Nesnelerin interneti, (Internet of Things – IoT) açma kapama tuşu olan her şeyi internete bağlama ve diğer bağlı cihazlarla iletişime geçirmeyi amaçlayan bir teknoloji. Bu aslında devasa bir ağ üzerinde tüm insanları ve akıllı/akılsız tüm cihazları birbirlerine bağlantı kurarak veri paylaşabilir hale getirmek anlamına geliyor. Bu sayede akıllı mikrodalga fırınınız, siz dışarıdayken bile yemeğinizi en uygun ısıda ve sürede pişirebiliyor, giyilebilir teknoloji ürünleri kalp ritminizi, yürüyüş temponuzu analiz edip size özel oluşturulmuş spor programları ve sağlık uyarıları sunabiliyor, buzdolabınız süt bittiğinde size bildirim gönderebiliyor.
IoT, teknolojinin işinize yarayan kısmına erişiminizi kolaylaştırıyor ve anlık topladığı verilerle işinize yön vermenizi sağlıyor. Bu anlamda raporlama, sipariş geçme, stoklama konularında verimi artırabilecek bir alternatif sunmayı vadediyor.
IoT, teknolojinin sınırlarını ilerleten iş alanlarında şimdiden büyük bir çığır açıyor ve yeni olanaklar sunuyor.
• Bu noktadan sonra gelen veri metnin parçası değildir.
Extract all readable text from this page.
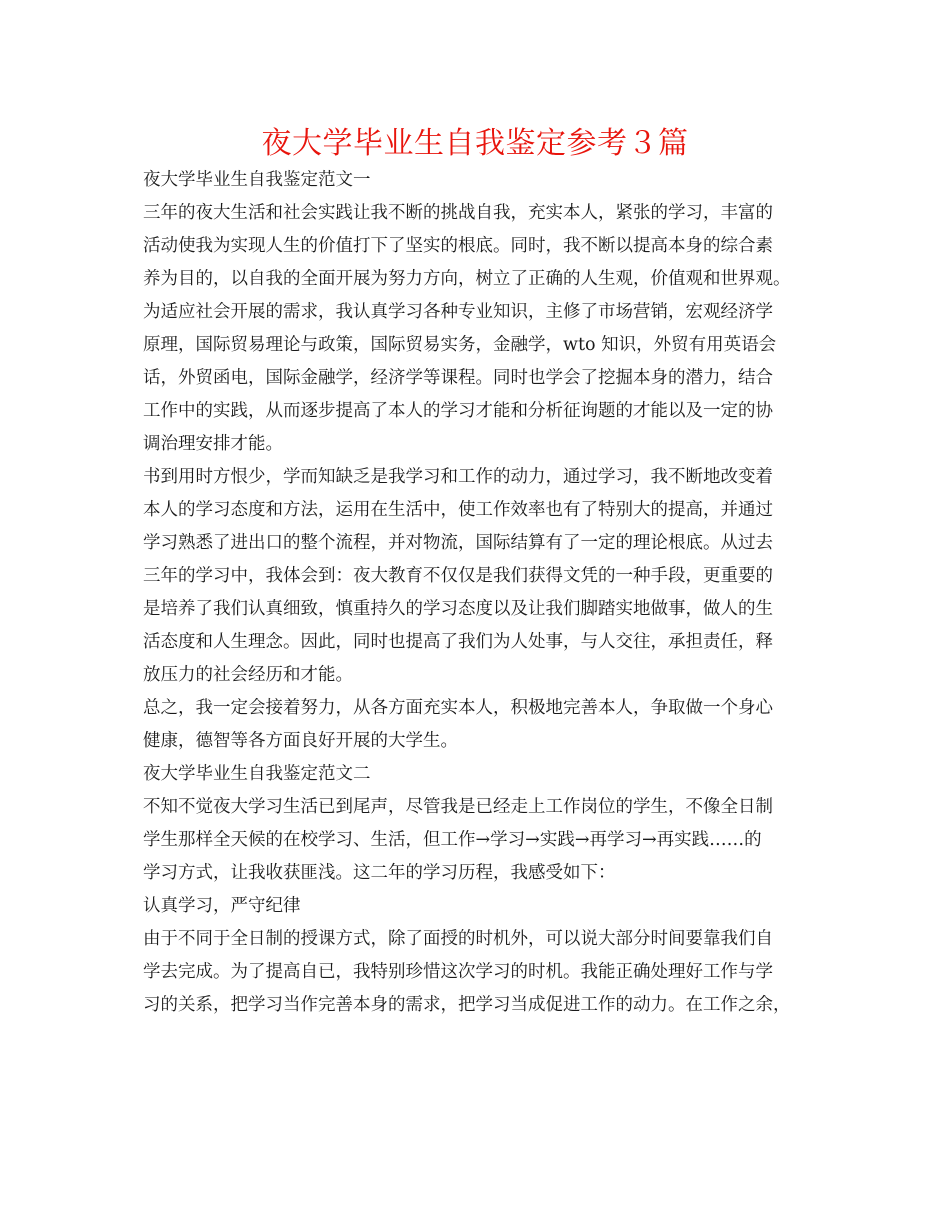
夜大学毕业生自我鉴定参考３篇
夜大学毕业生自我鉴定范文一
三年的夜大生活和社会实践让我不断的挑战自我，充实本人，紧张的学习，丰富的
活动使我为实现人生的价值打下了坚实的根底。同时，我不断以提高本身的综合素
养为目的，以自我的全面开展为努力方向，树立了正确的人生观，价值观和世界观。
为适应社会开展的需求，我认真学习各种专业知识，主修了市场营销，宏观经济学
原理，国际贸易理论与政策，国际贸易实务，金融学，wto 知识，外贸有用英语会
话，外贸函电，国际金融学，经济学等课程。同时也学会了挖掘本身的潜力，结合
工作中的实践，从而逐步提高了本人的学习才能和分析征询题的才能以及一定的协
调治理安排才能。
书到用时方恨少，学而知缺乏是我学习和工作的动力，通过学习，我不断地改变着
本人的学习态度和方法，运用在生活中，使工作效率也有了特别大的提高，并通过
学习熟悉了进出口的整个流程，并对物流，国际结算有了一定的理论根底。从过去
三年的学习中，我体会到：夜大教育不仅仅是我们获得文凭的一种手段，更重要的
是培养了我们认真细致，慎重持久的学习态度以及让我们脚踏实地做事，做人的生
活态度和人生理念。因此，同时也提高了我们为人处事，与人交往，承担责任，释
放压力的社会经历和才能。
总之，我一定会接着努力，从各方面充实本人，积极地完善本人，争取做一个身心
健康，德智等各方面良好开展的大学生。
夜大学毕业生自我鉴定范文二
不知不觉夜大学习生活已到尾声，尽管我是已经走上工作岗位的学生，不像全日制
学生那样全天候的在校学习、生活，但工作→学习→实践→再学习→再实践……的
学习方式，让我收获匪浅。这二年的学习历程，我感受如下：
认真学习，严守纪律
由于不同于全日制的授课方式，除了面授的时机外，可以说大部分时间要靠我们自
学去完成。为了提高自已，我特别珍惜这次学习的时机。我能正确处理好工作与学
习的关系，把学习当作完善本身的需求，把学习当成促进工作的动力。在工作之余，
Yeni iş modellerine ihtiyaç duyan şirketlere ürün geliştirme ve veri toplama aşamalarında ciddi avantajlar sağlıyor. Peki, bu teknolojinin pratikteki kullanımı nasıl olacak, nesnelerin interneti neleri değiştirecek?
GE, 2015 yılında müşterilerinin kendi yazılımlarını geliştirebileceği ve gerçek zamanlı verilerle çalışan Predixplatformunu hayata geçirdi. Şirketler, bu platform üzerinde uygulama geliştirerek Endüstriyel Nesnelerin İnterneti (IIoT) teknolojisini iş verimliliğini artırmak için kullanıyor. İşletmelerin her geçen gün dijital dönüşüme hız vermesiyle web ve mobil uygulamaları, makinelerle daha iyi anlaşıyor.
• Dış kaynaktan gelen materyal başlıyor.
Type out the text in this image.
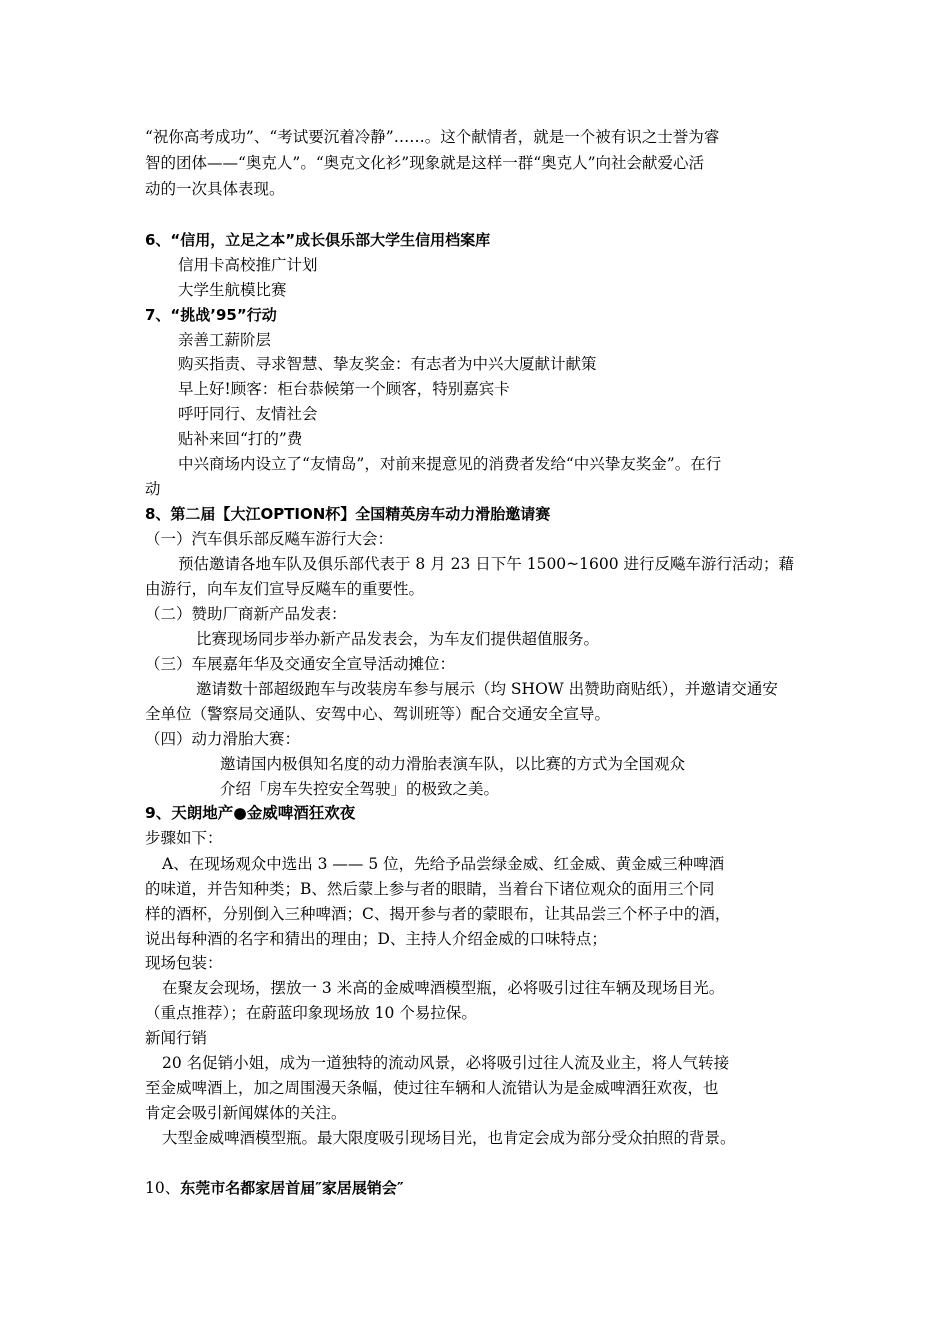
“祝你高考成功”、“考试要沉着冷静”……。这个献情者，就是一个被有识之士誉为睿
智的团体——“奥克人”。“奥克文化衫”现象就是这样一群“奥克人”向社会献爱心活
动的一次具体表现。
6、“信用，立足之本”成长俱乐部大学生信用档案库
信用卡高校推广计划
大学生航模比赛
7、“挑战’95”行动
亲善工薪阶层
购买指责、寻求智慧、挚友奖金：有志者为中兴大厦献计献策
早上好!顾客：柜台恭候第一个顾客，特别嘉宾卡
呼吁同行、友情社会
贴补来回“打的”费
中兴商场内设立了“友情岛”，对前来提意见的消费者发给“中兴挚友奖金”。在行
动
8、第二届【大江OPTION杯】全国精英房车动力滑胎邀请赛
（一）汽车俱乐部反飚车游行大会：
预估邀请各地车队及俱乐部代表于 8 月 23 日下午 1500~1600 进行反飚车游行活动；藉
由游行，向车友们宣导反飚车的重要性。
（二）赞助厂商新产品发表：
比赛现场同步举办新产品发表会，为车友们提供超值服务。
（三）车展嘉年华及交通安全宣导活动摊位：
邀请数十部超级跑车与改装房车参与展示（均 SHOW 出赞助商贴纸），并邀请交通安
全单位（警察局交通队、安驾中心、驾训班等）配合交通安全宣导。
（四）动力滑胎大赛：
邀请国内极俱知名度的动力滑胎表演车队，以比赛的方式为全国观众
介绍「房车失控安全驾驶」的极致之美。
9、天朗地产●金威啤酒狂欢夜
步骤如下：
A、在现场观众中选出 3 —— 5 位，先给予品尝绿金威、红金威、黄金威三种啤酒
的味道，并告知种类；B、然后蒙上参与者的眼睛，当着台下诸位观众的面用三个同
样的酒杯，分别倒入三种啤酒；C、揭开参与者的蒙眼布，让其品尝三个杯子中的酒，
说出每种酒的名字和猜出的理由；D、主持人介绍金威的口味特点；
现场包装：
在聚友会现场，摆放一 3 米高的金威啤酒模型瓶，必将吸引过往车辆及现场目光。
（重点推荐）；在蔚蓝印象现场放 10 个易拉保。
新闻行销
20 名促销小姐，成为一道独特的流动风景，必将吸引过往人流及业主，将人气转接
至金威啤酒上，加之周围漫天条幅，使过往车辆和人流错认为是金威啤酒狂欢夜，也
肯定会吸引新闻媒体的关注。
大型金威啤酒模型瓶。最大限度吸引现场目光，也肯定会成为部分受众拍照的背景。
10、东莞市名都家居首届″家居展销会″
IIoT, akıllı makinaların, analitik raporların ve insan gücünün bir arada daha verimli iş çıkarmasını sağlıyor. Sürekli izlenen veri akışı, uyarılar ve akıllı sensörler ile uygulanan projenin, işin ve çalışanın performansı yükseliyor. GE Dijital, IIoT’nin küresel ekonomiye büyük katkıları olacağını düşünüyor.
Hangi Endüstriler Etkilenecek?
IoT ağına 2022 yılında 50 milyar IP aygıtının bağlanmış olması bekleniyor. Bu 50 milyar cihazın tahmini %11’i perakendecilik endüstrinin, %9’u bilgi servisleri, %27’si imalat ve %44’ü de diğer endüstrilerde kullanılacak.
Hacim olarak 2022’nin son çeyreğinde nesnelerin internetinin 14.4 trilyon dolarlık pazara ulaşması bekleniyor. Akıllı fabrikalar bu pazarın 1,95 trilyon dolarını oluştururken, gelecek 10 yılda imalat sektörleri %27 pay alarak 3,88 trilyon dolarlık paya ulaşacak.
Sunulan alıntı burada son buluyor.